Saturday, October 22, 2011

Good Is The New Bad

So there have been some minor uproars over game review scores lately that have gotten enough attention to rise above the usual internet static. First was Hydrophobia's developer pitching a fit over it receiving some less than glowing evaluations. Then the developer of the new Castlevania: Lords of Shadow title took issue with IGN delivering it a score of 7.5, which equates to "good" on their rating scale.

Since I personally reviewed one of these games, and I'm tentatively slated to review the other, it got me thinking about review scores in general as a sliding scale. It seems as of late, things have gone a bit awry.

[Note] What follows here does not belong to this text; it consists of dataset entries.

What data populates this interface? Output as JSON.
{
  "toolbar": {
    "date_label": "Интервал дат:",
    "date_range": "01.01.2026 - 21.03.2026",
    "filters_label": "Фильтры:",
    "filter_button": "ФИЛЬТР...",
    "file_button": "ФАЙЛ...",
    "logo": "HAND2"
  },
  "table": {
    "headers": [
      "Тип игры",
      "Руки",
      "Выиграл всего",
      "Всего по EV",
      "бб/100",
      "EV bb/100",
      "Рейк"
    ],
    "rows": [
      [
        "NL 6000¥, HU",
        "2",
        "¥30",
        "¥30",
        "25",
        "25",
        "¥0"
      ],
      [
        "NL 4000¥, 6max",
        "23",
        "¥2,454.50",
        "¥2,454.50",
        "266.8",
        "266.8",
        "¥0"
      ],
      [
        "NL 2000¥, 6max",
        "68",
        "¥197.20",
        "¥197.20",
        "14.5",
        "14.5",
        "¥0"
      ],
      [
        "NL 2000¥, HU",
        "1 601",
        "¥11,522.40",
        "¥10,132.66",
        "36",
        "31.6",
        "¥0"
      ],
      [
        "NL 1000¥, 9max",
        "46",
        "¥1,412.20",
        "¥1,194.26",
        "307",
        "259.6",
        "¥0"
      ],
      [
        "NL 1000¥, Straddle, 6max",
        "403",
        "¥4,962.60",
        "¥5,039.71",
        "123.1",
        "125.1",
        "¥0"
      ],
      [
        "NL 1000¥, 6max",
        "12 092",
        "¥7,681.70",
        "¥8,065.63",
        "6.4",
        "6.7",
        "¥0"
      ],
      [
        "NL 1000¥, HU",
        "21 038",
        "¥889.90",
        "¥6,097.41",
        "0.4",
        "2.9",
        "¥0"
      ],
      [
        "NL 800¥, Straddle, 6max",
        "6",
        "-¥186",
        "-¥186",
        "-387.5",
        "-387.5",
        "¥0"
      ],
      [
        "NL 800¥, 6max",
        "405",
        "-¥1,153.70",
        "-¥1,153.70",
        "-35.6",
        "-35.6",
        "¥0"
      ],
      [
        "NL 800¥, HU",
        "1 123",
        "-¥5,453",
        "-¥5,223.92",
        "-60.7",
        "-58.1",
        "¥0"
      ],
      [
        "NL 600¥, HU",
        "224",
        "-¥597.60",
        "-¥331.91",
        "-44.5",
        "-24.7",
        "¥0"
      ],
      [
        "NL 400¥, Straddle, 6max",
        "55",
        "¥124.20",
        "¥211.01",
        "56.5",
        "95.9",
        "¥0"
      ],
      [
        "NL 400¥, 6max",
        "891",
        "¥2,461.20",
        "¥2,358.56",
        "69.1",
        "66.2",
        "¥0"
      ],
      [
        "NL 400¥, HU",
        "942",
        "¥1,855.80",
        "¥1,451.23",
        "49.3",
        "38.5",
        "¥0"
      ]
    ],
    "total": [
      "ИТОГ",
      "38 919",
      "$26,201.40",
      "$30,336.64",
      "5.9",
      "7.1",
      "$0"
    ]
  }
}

Remember when you were in elementary school and the class was divided up by groups according to their reading skill? Each group had a specific color to go along with their workbooks. Children in the "Advanced" group set the gold-standard, readers in the "Average" group were told that they were "good", but were secretly spurned and tracked for being sub-par readers which translated to "good enough". Kids in the "Remedial" group had parents that were related to one another.

The video game industry appears to have reached a point where it is so cut-throat and competitive, that less than stellar review scores for games now equate to a title being forgettable or outright bad. This is only reinforced by the above incidents where developers speak out against a score that is considered in the upper echelon of the sites review scale, but not the very top.

It would be easy to just blame developers and PR people for "not delivering on promises", but the gaming journalism industry is largely at fault too. We (yes I'm lumping myself in there) sit and hype games based on pure speculation, creating a buzz months before there is even a tangible product to evaluate. This in turn creates a readership with very high expectations. I'm not telling anyone they should have to settle. Don't ever settle. Stay hungry, like Twisted Sister told you to. However, I think this behavior from us actually creates an almost self-destructive environment.

In a world where only the top scores mean something is worthwhile, a few docked points garner a title being widely ignored, and a low score yielding a possible phone call or email from an angry company, a new precedent is set. Reviewers most likely give much higher scores simply because their frame of reference is skewed, or because they don't want to deal with the backlash from the occasional low score. So then what's even the point of having numbers below 4 or 8 on the scale at all?

I think as the holiday game season comes upon us we will only see more of this as the top titles compete among cash strapped consumers. There are always winners and losers in a competitive industry, but a combination of the journalist hype machine, and impertinent developers reacting to imperfect scores for their works are creating a culture where we can't separate "median" from "mediocre".